Kita terlalu lama terjebak dalam label "Era Hindu-Buddha" yang berbau kolonial, seolah kita hanya penerima pasif kebudayaan luar.

Padahal, identitas aslinya adalah ajaran "Dharmic" Nusantara yang memiliki "Local Genius" dan sains mandiri.

Leluhur kita punya sistem waktu "Tabeh" yang berbasis astronomi ekuator, sangat berbeda dengan kalkulasi musim di daratan India.

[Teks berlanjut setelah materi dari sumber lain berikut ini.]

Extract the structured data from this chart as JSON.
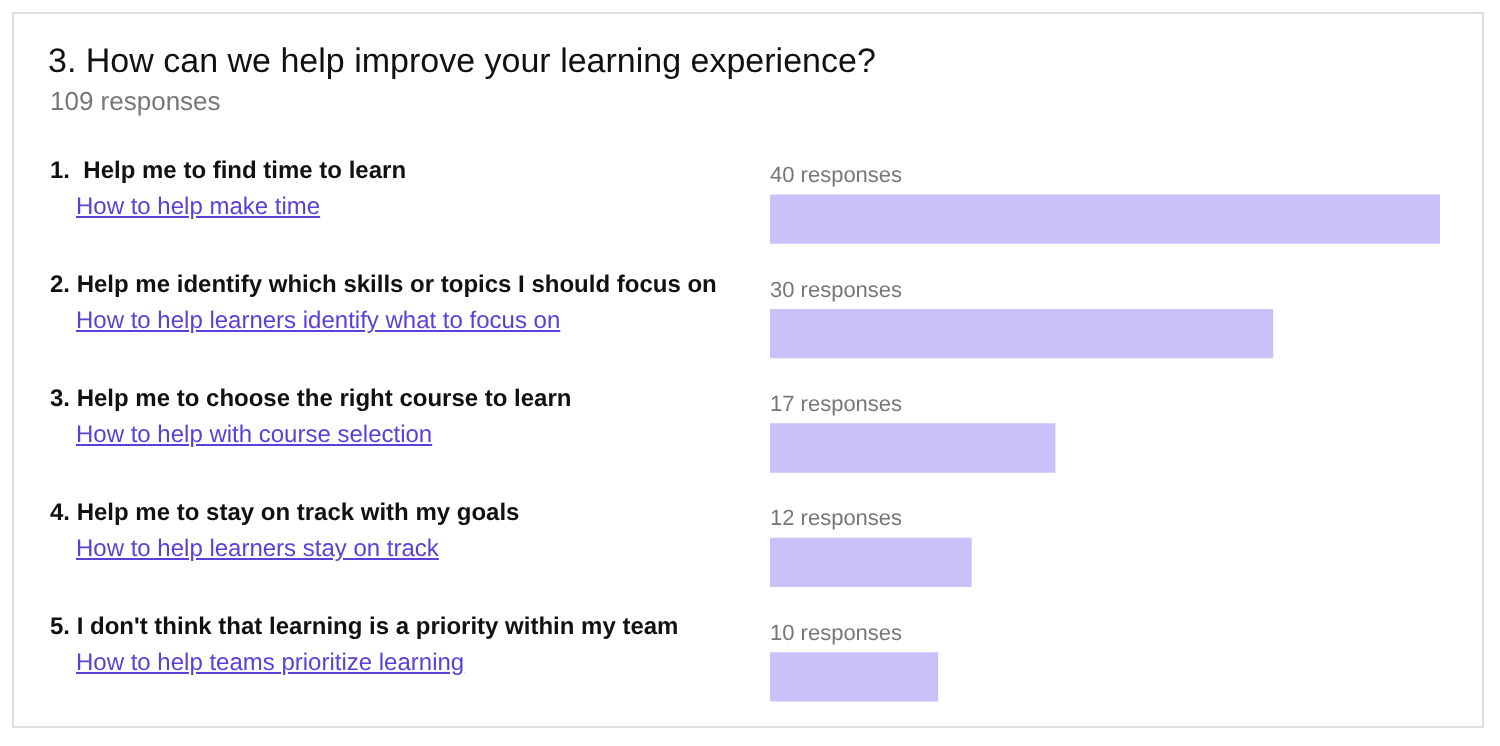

Jika hari ini kita meributkan penulisan ulang sejarah namun tetap "menyembah" pada rumus +78 hasil "Konsensus Delhi 1952", maka seluruh upaya itu akan berakhir sia-sia.

Kita hanya akan mendandani narasi lama tanpa pernah berani menyentuh akar kebohongan metodologisnya.

Sejarah bukan sekadar kumpulan angka di atas kertas, tapi tentang harga diri sebuah bangsa untuk menentukan "titik nol"-nya sendiri.

Apakah kita memiliki keberanian akademik untuk membongkar "dogma" ini demi menjemput kebenaran yang terkubur ribuan tahun..?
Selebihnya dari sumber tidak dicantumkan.